Sevgili okurlarımız,
4 Ekim Dünya Hayvan Hakları Günü vesilesiyle bu yazımı hayvanlarımız için yazdım.
Çocukluğumdan beri kendimde hissettiğim duygulardan biri resim yapma hevesim, diğeri de hayvanlara olan düşkünlüğümdür. Çoğumuzun yaptığı gibi; küçükken eve gizlice köpek alır, geceleri onlarla uyurdum. Farkedilince de evde neler olurdu neler. Onlarla olan maceralarım öyle çoktur ki, dostlarımla olan günlük konuşmalarımızda, aramızda; "cesi n'apiyo iyi mi, bıdığı banyo yaptıracaktın, yaptırdın mı" gibi konuşmalar geçer.

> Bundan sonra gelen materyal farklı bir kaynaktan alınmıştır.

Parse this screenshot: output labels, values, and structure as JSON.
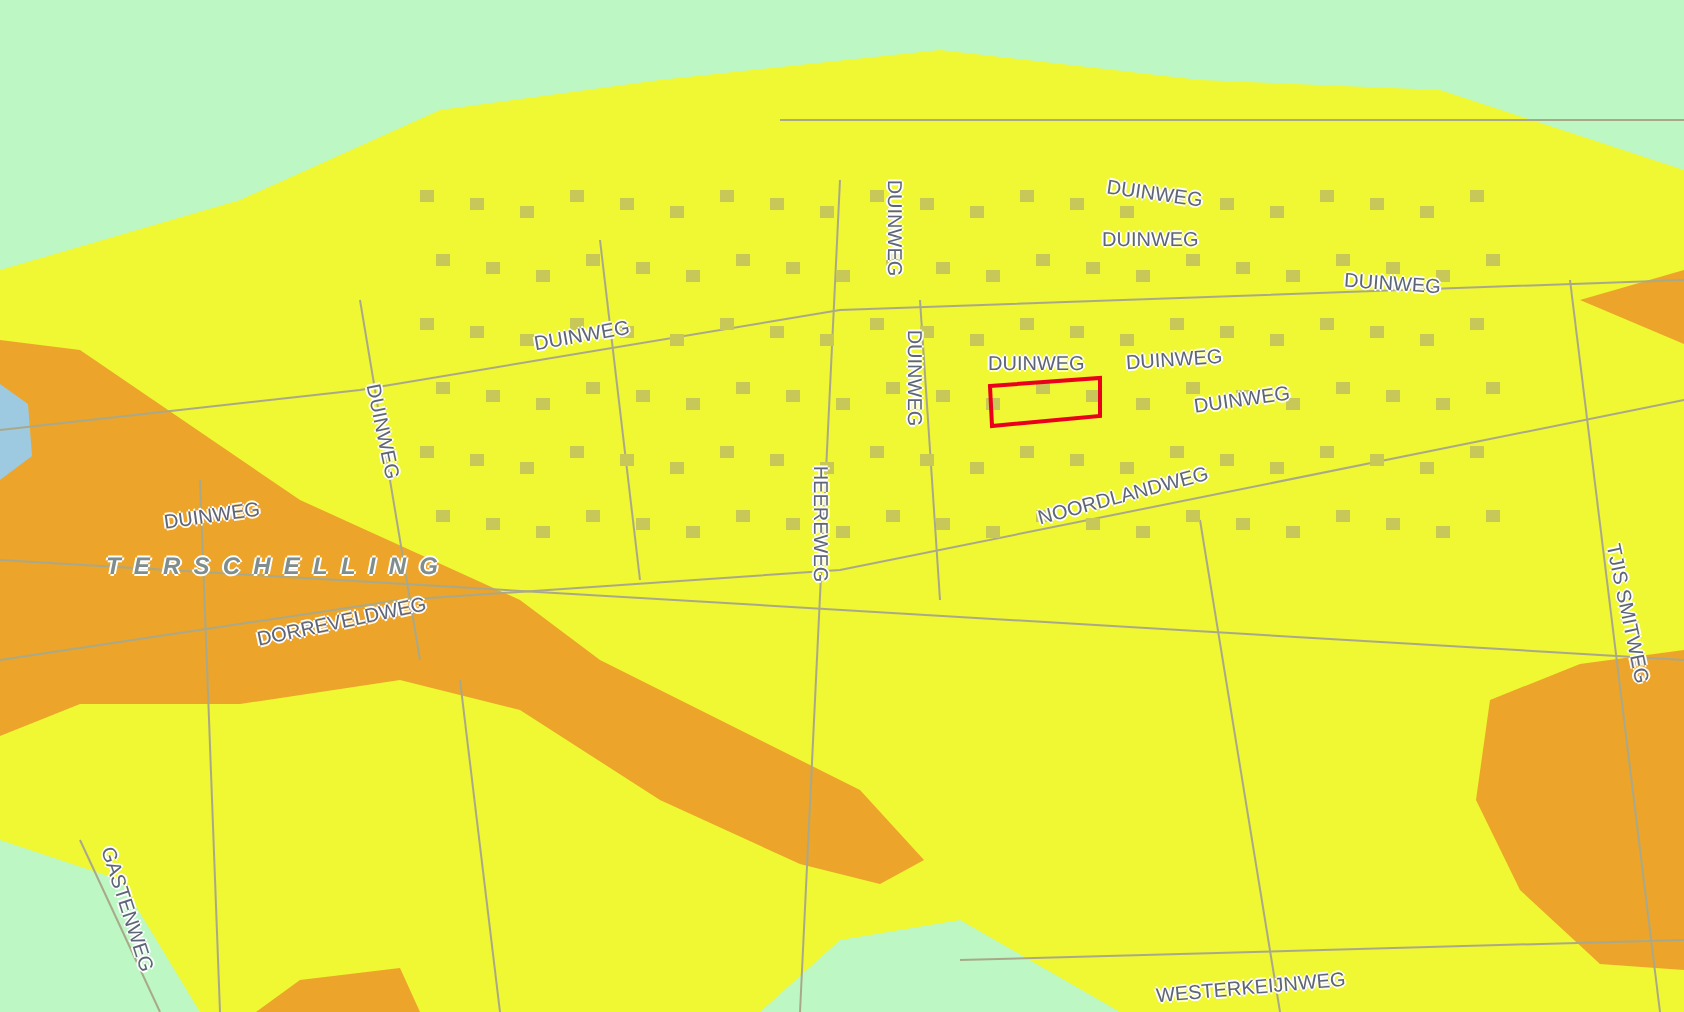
{
  "map": {
    "labels": [
      {
        "kind": "street",
        "text": "DUINWEG"
      },
      {
        "kind": "street",
        "text": "DUINWEG"
      },
      {
        "kind": "street",
        "text": "DUINWEG"
      },
      {
        "kind": "street",
        "text": "DUINWEG"
      },
      {
        "kind": "street",
        "text": "DUINWEG"
      },
      {
        "kind": "street",
        "text": "DUINWEG"
      },
      {
        "kind": "street",
        "text": "DUINWEG"
      },
      {
        "kind": "street",
        "text": "DUINWEG"
      },
      {
        "kind": "street",
        "text": "DUINWEG"
      },
      {
        "kind": "street",
        "text": "DUINWEG"
      },
      {
        "kind": "street",
        "text": "NOORDLANDWEG"
      },
      {
        "kind": "street",
        "text": "HEEREWEG"
      },
      {
        "kind": "street",
        "text": "TJIS SMITWEG"
      },
      {
        "kind": "street",
        "text": "DUINWEG"
      },
      {
        "kind": "place",
        "text": "TERSCHELLING"
      },
      {
        "kind": "street",
        "text": "DORREVELDWEG"
      },
      {
        "kind": "street",
        "text": "GASTENWEG"
      },
      {
        "kind": "street",
        "text": "WESTERKEIJNWEG"
      }
    ]
  }
}
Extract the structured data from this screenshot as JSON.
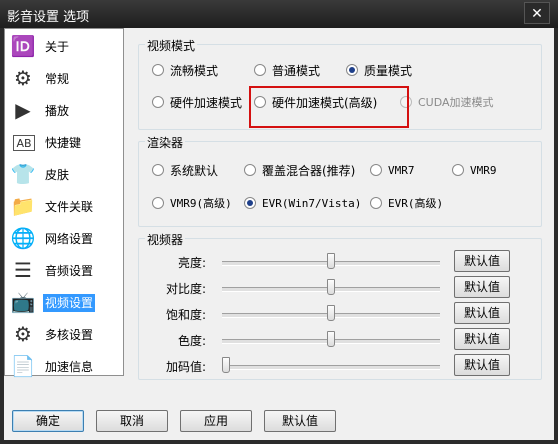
{
  "window": {
    "title": "影音设置 选项",
    "close_label": "✕"
  },
  "sidebar": {
    "items": [
      {
        "label": "关于",
        "icon": "🆔"
      },
      {
        "label": "常规",
        "icon": "⚙"
      },
      {
        "label": "播放",
        "icon": "▶"
      },
      {
        "label": "快捷键",
        "icon": "AB"
      },
      {
        "label": "皮肤",
        "icon": "👕"
      },
      {
        "label": "文件关联",
        "icon": "📁"
      },
      {
        "label": "网络设置",
        "icon": "🌐"
      },
      {
        "label": "音频设置",
        "icon": "☰"
      },
      {
        "label": "视频设置",
        "icon": "📺"
      },
      {
        "label": "多核设置",
        "icon": "⚙"
      },
      {
        "label": "加速信息",
        "icon": "📄"
      }
    ],
    "selected": "视频设置"
  },
  "video_mode": {
    "title": "视频模式",
    "options": [
      "流畅模式",
      "普通模式",
      "质量模式",
      "硬件加速模式",
      "硬件加速模式(高级)",
      "CUDA加速模式"
    ],
    "selected": "质量模式"
  },
  "renderer": {
    "title": "渲染器",
    "options": [
      "系统默认",
      "覆盖混合器(推荐)",
      "VMR7",
      "VMR9",
      "VMR9(高级)",
      "EVR(Win7/Vista)",
      "EVR(高级)"
    ],
    "selected": "EVR(Win7/Vista)"
  },
  "video_adjust": {
    "title": "视频器",
    "reset_label": "默认值",
    "sliders": [
      {
        "label": "亮度:",
        "value": 0.5
      },
      {
        "label": "对比度:",
        "value": 0.5
      },
      {
        "label": "饱和度:",
        "value": 0.5
      },
      {
        "label": "色度:",
        "value": 0.5
      },
      {
        "label": "加码值:",
        "value": 0.0
      }
    ]
  },
  "footer": {
    "ok": "确定",
    "cancel": "取消",
    "apply": "应用",
    "default": "默认值"
  }
}
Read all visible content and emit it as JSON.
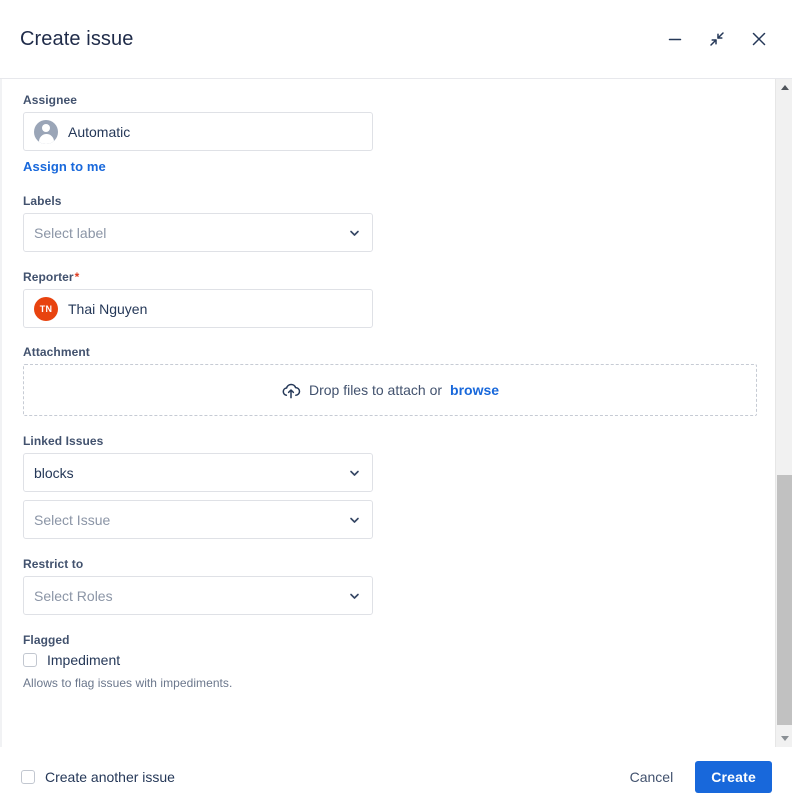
{
  "dialog": {
    "title": "Create issue",
    "window_controls": [
      {
        "name": "minimize-icon",
        "label": "Minimize"
      },
      {
        "name": "collapse-icon",
        "label": "Collapse"
      },
      {
        "name": "close-icon",
        "label": "Close"
      }
    ]
  },
  "colors": {
    "primary": "#1868db",
    "link": "#1868db",
    "required_star": "#de3b1f",
    "avatar_reporter_bg": "#e8430f",
    "avatar_generic_bg": "#9aa5b7",
    "label_text": "#42526e",
    "value_text": "#253858",
    "placeholder_text": "#8b95a6",
    "field_border": "#dfe1e6",
    "dropzone_border": "#c6cbd4",
    "scrollbar_track": "#f1f1f1",
    "scrollbar_thumb": "#c1c1c1"
  },
  "fields": {
    "assignee": {
      "label": "Assignee",
      "value": "Automatic",
      "avatar_icon": "person-avatar-icon",
      "assign_to_me": "Assign to me"
    },
    "labels": {
      "label": "Labels",
      "placeholder": "Select label",
      "value": "Select label"
    },
    "reporter": {
      "label": "Reporter",
      "required": "*",
      "value": "Thai Nguyen",
      "avatar_initials": "TN"
    },
    "attachment": {
      "label": "Attachment",
      "drop_text": "Drop files to attach or",
      "browse_text": "browse",
      "icon": "cloud-upload-icon"
    },
    "linked_issues": {
      "label": "Linked Issues",
      "link_type_value": "blocks",
      "issue_placeholder": "Select Issue",
      "issue_value": "Select Issue"
    },
    "restrict_to": {
      "label": "Restrict to",
      "placeholder": "Select Roles",
      "value": "Select Roles"
    },
    "flagged": {
      "label": "Flagged",
      "checkbox_label": "Impediment",
      "checked": false,
      "help_text": "Allows to flag issues with impediments."
    }
  },
  "footer": {
    "create_another_label": "Create another issue",
    "create_another_checked": false,
    "cancel_label": "Cancel",
    "create_label": "Create"
  },
  "scrollbar": {
    "up_arrow": "scroll-up-arrow-icon",
    "down_arrow": "scroll-down-arrow-icon"
  }
}
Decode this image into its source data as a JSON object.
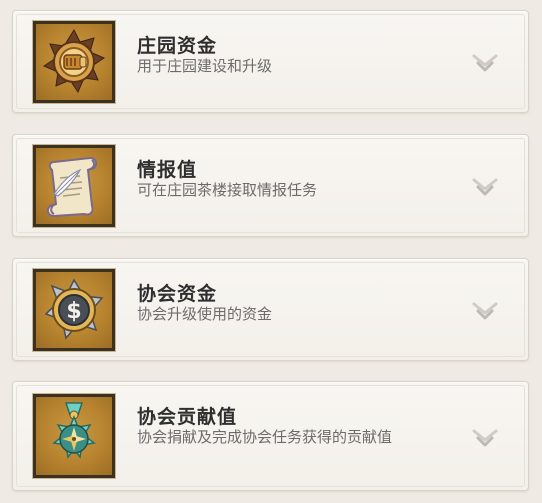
{
  "items": [
    {
      "title": "庄园资金",
      "description": "用于庄园建设和升级",
      "icon": "manor-fund-medallion-icon"
    },
    {
      "title": "情报值",
      "description": "可在庄园茶楼接取情报任务",
      "icon": "scroll-quill-icon"
    },
    {
      "title": "协会资金",
      "description": "协会升级使用的资金",
      "icon": "dollar-coin-icon"
    },
    {
      "title": "协会贡献值",
      "description": "协会捐献及完成协会任务获得的贡献值",
      "icon": "compass-medal-icon"
    }
  ],
  "colors": {
    "icon_background": "#b7832f",
    "card_background": "#f6f3ee",
    "title_text": "#2f2f2f",
    "description_text": "#6c6c6c",
    "chevron": "#c8c5c0"
  }
}
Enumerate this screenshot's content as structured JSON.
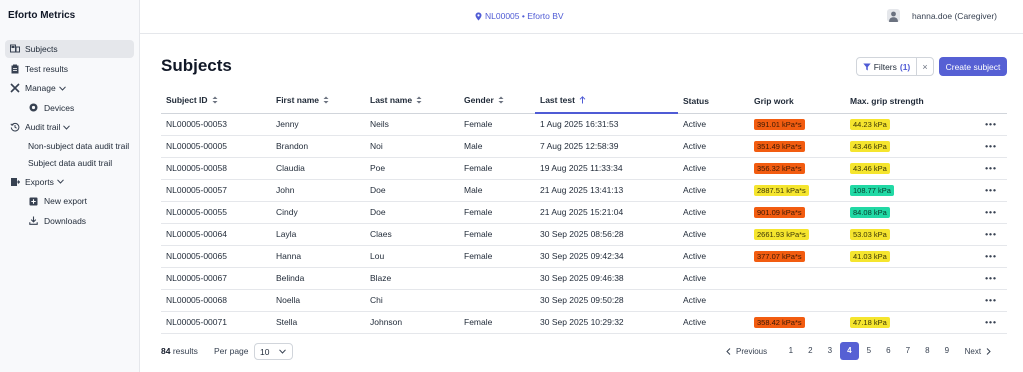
{
  "app": {
    "title": "Eforto Metrics"
  },
  "sidebar": {
    "items": [
      {
        "label": "Subjects"
      },
      {
        "label": "Test results"
      },
      {
        "label": "Manage"
      },
      {
        "label": "Devices"
      },
      {
        "label": "Audit trail"
      },
      {
        "label": "Non-subject data audit trail"
      },
      {
        "label": "Subject data audit trail"
      },
      {
        "label": "Exports"
      },
      {
        "label": "New export"
      },
      {
        "label": "Downloads"
      }
    ]
  },
  "header": {
    "org": "NL00005 • Eforto BV",
    "user": "hanna.doe (Caregiver)"
  },
  "main": {
    "title": "Subjects",
    "filters_label": "Filters",
    "filters_count": "(1)",
    "clear_label": "×",
    "create_label": "Create subject"
  },
  "table": {
    "columns": [
      "Subject ID",
      "First name",
      "Last name",
      "Gender",
      "Last test",
      "Status",
      "Grip work",
      "Max. grip strength"
    ],
    "rows": [
      {
        "id": "NL00005-00053",
        "first": "Jenny",
        "last": "Neils",
        "gender": "Female",
        "test": "1 Aug 2025 16:31:53",
        "status": "Active",
        "grip": "391.01 kPa*s",
        "grip_color": "orange",
        "max": "44.23 kPa",
        "max_color": "yellow"
      },
      {
        "id": "NL00005-00005",
        "first": "Brandon",
        "last": "Noi",
        "gender": "Male",
        "test": "7 Aug 2025 12:58:39",
        "status": "Active",
        "grip": "351.49 kPa*s",
        "grip_color": "orange",
        "max": "43.46 kPa",
        "max_color": "yellow"
      },
      {
        "id": "NL00005-00058",
        "first": "Claudia",
        "last": "Poe",
        "gender": "Female",
        "test": "19 Aug 2025 11:33:34",
        "status": "Active",
        "grip": "356.32 kPa*s",
        "grip_color": "orange",
        "max": "43.46 kPa",
        "max_color": "yellow"
      },
      {
        "id": "NL00005-00057",
        "first": "John",
        "last": "Doe",
        "gender": "Male",
        "test": "21 Aug 2025 13:41:13",
        "status": "Active",
        "grip": "2887.51 kPa*s",
        "grip_color": "yellow",
        "max": "108.77 kPa",
        "max_color": "green"
      },
      {
        "id": "NL00005-00055",
        "first": "Cindy",
        "last": "Doe",
        "gender": "Female",
        "test": "21 Aug 2025 15:21:04",
        "status": "Active",
        "grip": "901.09 kPa*s",
        "grip_color": "orange",
        "max": "84.08 kPa",
        "max_color": "green"
      },
      {
        "id": "NL00005-00064",
        "first": "Layla",
        "last": "Claes",
        "gender": "Female",
        "test": "30 Sep 2025 08:56:28",
        "status": "Active",
        "grip": "2661.93 kPa*s",
        "grip_color": "yellow",
        "max": "53.03 kPa",
        "max_color": "yellow"
      },
      {
        "id": "NL00005-00065",
        "first": "Hanna",
        "last": "Lou",
        "gender": "Female",
        "test": "30 Sep 2025 09:42:34",
        "status": "Active",
        "grip": "377.07 kPa*s",
        "grip_color": "orange",
        "max": "41.03 kPa",
        "max_color": "yellow"
      },
      {
        "id": "NL00005-00067",
        "first": "Belinda",
        "last": "Blaze",
        "gender": "",
        "test": "30 Sep 2025 09:46:38",
        "status": "Active",
        "grip": "",
        "grip_color": "",
        "max": "",
        "max_color": ""
      },
      {
        "id": "NL00005-00068",
        "first": "Noella",
        "last": "Chi",
        "gender": "",
        "test": "30 Sep 2025 09:50:28",
        "status": "Active",
        "grip": "",
        "grip_color": "",
        "max": "",
        "max_color": ""
      },
      {
        "id": "NL00005-00071",
        "first": "Stella",
        "last": "Johnson",
        "gender": "Female",
        "test": "30 Sep 2025 10:29:32",
        "status": "Active",
        "grip": "358.42 kPa*s",
        "grip_color": "orange",
        "max": "47.18 kPa",
        "max_color": "yellow"
      }
    ],
    "more_label": "•••"
  },
  "footer": {
    "results_count": "84",
    "results_label": "results",
    "per_page_label": "Per page",
    "per_page_value": "10",
    "prev_label": "Previous",
    "next_label": "Next",
    "pages": [
      "1",
      "2",
      "3",
      "4",
      "5",
      "6",
      "7",
      "8",
      "9"
    ],
    "current_page": "4"
  },
  "colors": {
    "accent": "#5660d4",
    "orange": "#f25c10",
    "yellow": "#f5e52e",
    "green": "#21d9a5"
  }
}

Bütün hayatım o çok sevdiğim hayvanlarla geçti. Teyzem arardı "size geleceğiz, evde misiniz" derdi, "evdeyiz, cesi(benim köpegim), bıdık(kardeşimin köpeği), raki(benim papağanım) oturuyoruz" derdim. Artık onlar öyle ailemizden olmuşlardı ki, hayatımızı birlikte yaşıyorduk. Onların maması, onların doktoru, günlük sokakta yürüme ihtiyaçları, kış geldi, üşümesinler, yazın camlar açıksa cereyanda kalmasınlar, aman onlara birşey olmasın diye gösterdiğimiz özen ve onları başlarına gelebilecek tehlikelerden koruma içgüdümüz tabi ki sevgimizden de kaynaklanıyordu. Onlar artık aramızda değil ve o zamanki mutluluğumuz da yok desem yalan olmaz. Şimdi yine bir ufak köpeğimiz var. Onunla avunup, ona bakıp, mutlu olmaya çalışıyoruz.
Bir hayvan sahibi olmak demek; ciddi bir sorumluluk almak demektir. Ama onların bize verdiği mutluluk, sevgi ve paylaşım duyguları öyle büyük ki, onlarla yaşadıktan sonra hayatı anlayıp, insanları daha iyi tanıyorsunuz.
Onlar hiçbir karşılık beklemeden sizi severler çünkü sevgide karşılık olmaz, bunu anlarsınız, her zaman sizi korurlar çünkü dostluk budur, her zaman yanınızda olmak isterler çünkü sevgi budur, ağlasanız teselli ederler, gülseniz eşlik ederler, çocuklarınıza paylaşmayı öğretirler, sorumluluk duygularını geliştirirler. Dünyaları sizin üzerinize kuruludur, hiçbir karşılık almaksızın, bir ömür boyu size olan bağlılıklariyle bizi mahcub ederler.
Doğada yaşayan hayvanlar bir şekilde dünyanın dengesi gereği başlarının çaresine bakmak zorundalar. Güçlü olanın dünyada kaldığı, hayatlarını ve nesillerini devam ettirecek olan canlıların içgüdülerini ve yaşantılarını belgesellerden izleyebiliyoruz.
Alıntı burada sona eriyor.